How are the superadditivity conditions satisfied in this example? Let's determine how players form disjoint coalitions T1 And T2 . If some players are part of a coalition T1 , then all other players are part of the coalition T2 and by definition, this coalition is formed as the difference between the entire set of players and the set T1 . Then if T1 - a coalition of one player, then in a coalition T2 there will be second and third players if in a coalition T1 there will be the first and third players, then the coalition T2 will consist of only the second player, and so on.

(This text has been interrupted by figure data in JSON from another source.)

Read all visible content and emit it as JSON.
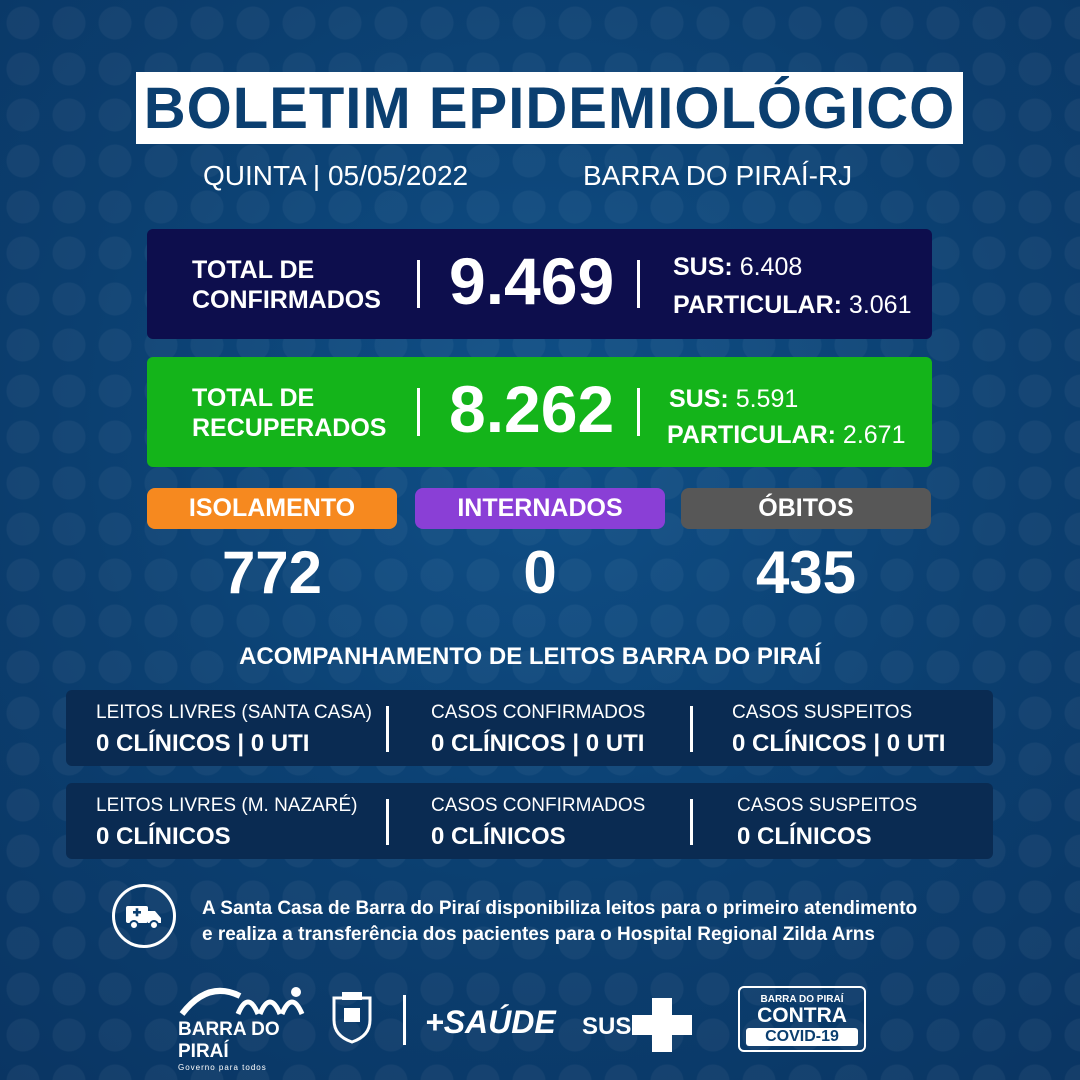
{
  "header": {
    "title": "BOLETIM EPIDEMIOLÓGICO",
    "date": "QUINTA | 05/05/2022",
    "city": "BARRA DO PIRAÍ-RJ"
  },
  "confirmed": {
    "label_line1": "TOTAL DE",
    "label_line2": "CONFIRMADOS",
    "total": "9.469",
    "sus_label": "SUS:",
    "sus_value": "6.408",
    "private_label": "PARTICULAR:",
    "private_value": "3.061"
  },
  "recovered": {
    "label_line1": "TOTAL DE",
    "label_line2": "RECUPERADOS",
    "total": "8.262",
    "sus_label": "SUS:",
    "sus_value": "5.591",
    "private_label": "PARTICULAR:",
    "private_value": "2.671"
  },
  "stats": [
    {
      "label": "ISOLAMENTO",
      "value": "772",
      "color": "#f6891f"
    },
    {
      "label": "INTERNADOS",
      "value": "0",
      "color": "#8a3fd6"
    },
    {
      "label": "ÓBITOS",
      "value": "435",
      "color": "#575757"
    }
  ],
  "beds_title": "ACOMPANHAMENTO DE LEITOS BARRA DO PIRAÍ",
  "beds": [
    {
      "cells": [
        {
          "header": "LEITOS LIVRES (SANTA CASA)",
          "value": "0 CLÍNICOS | 0 UTI"
        },
        {
          "header": "CASOS CONFIRMADOS",
          "value": "0 CLÍNICOS | 0 UTI"
        },
        {
          "header": "CASOS SUSPEITOS",
          "value": "0 CLÍNICOS | 0 UTI"
        }
      ]
    },
    {
      "cells": [
        {
          "header": "LEITOS LIVRES (M. NAZARÉ)",
          "value": "0 CLÍNICOS"
        },
        {
          "header": "CASOS CONFIRMADOS",
          "value": "0 CLÍNICOS"
        },
        {
          "header": "CASOS SUSPEITOS",
          "value": "0 CLÍNICOS"
        }
      ]
    }
  ],
  "info": {
    "icon": "ambulance-icon",
    "line1": "A Santa Casa de Barra do Piraí disponibiliza leitos para o primeiro atendimento",
    "line2": "e realiza a transferência dos pacientes para o Hospital Regional Zilda Arns"
  },
  "footer": {
    "city_logo": "BARRA DO PIRAÍ",
    "city_slogan": "Governo para todos",
    "saude_logo": "+SAÚDE",
    "sus_logo": "SUS",
    "campaign_top": "BARRA DO PIRAÍ",
    "campaign_middle": "CONTRA",
    "campaign_bottom": "COVID-19"
  },
  "colors": {
    "background": "#0b3f70",
    "confirmed_card": "#0d0e4d",
    "recovered_card": "#14b41a",
    "beds_card": "#0a2b52"
  }
}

Game theory as a branch of operations research, it is the theory of mathematical models for making optimal decisions under conditions of uncertainty or conflict of several parties with different interests. Game theory studies optimal strategies in gaming situations. These include situations related to the selection of the most advantageous production solutions for a system of scientific and economic experiments, the organization of statistical control, and economic relations between industrial enterprises and other industries. Formalizing conflict situations mathematically, they can be represented as a game of two, three, etc. players, each of whom pursues the goal of maximizing their benefit, their winnings at the expense of the other.

The "Game Theory" section is represented by three online calculators:

  1. Optimal strategies of players. In such problems, a payment matrix is ​​specified. It is required to find pure or mixed strategies of players and, game price. To solve, you must specify the dimension of the matrix and the solution method. The service implements the following methods for solving a two-player game:
    1. Minimax. If you need to find the players' pure strategy or answer a question about the saddle point of a game, choose this solution method.
    2. Simplex method. Used to solve mixed strategy games using linear programming methods.
    3. Graphic method. Used to solve mixed strategy games. If there is a saddle point, the solution stops. Example: Given a payoff matrix, find the optimal mixed strategies of the players and the price of the game using the graphical method of solving the game.
    4. Brown-Robinson iterative method. The iterative method is used when the graphical method is not applicable and when the algebraic and matrix methods. This method gives an approximate value of the price of the game, and the true value can be obtained with any desired degree of accuracy. This method is not sufficient to find optimal strategies, but it allows you to track the dynamics turn-based game and determine the price of the game for each of the players at each step.
    For example, the task may sound like “indicate the optimal strategies of the players for the game given by the payoff matrix”.
    All methods use a check for dominant rows and columns.
  2. Bimatrix game. Usually in such a game two matrices of the same size of payoffs of the first and second players are specified. The rows of these matrices correspond to the strategies of the first player, and the columns of the matrices correspond to the strategies of the second player. In this case, the first matrix represents the winnings of the first player, and the second matrix represents the winnings of the second.
  3. Games with nature. It is used when it is necessary to select a management decision according to the criteria of Maximax, Bayes, Laplace, Wald, Savage, Hurwitz.
    For the Bayes criterion, it will also be necessary to enter the probabilities of events occurring. If they are not specified, leave the default values ​​(there will be equivalent events).
    For the Hurwitz criterion, indicate the level of optimism λ. If this parameter is not specified in the conditions, you can use the values ​​0, 0.5 and 1.

Many problems require finding solutions using computers. The above services and functions are one of the tools.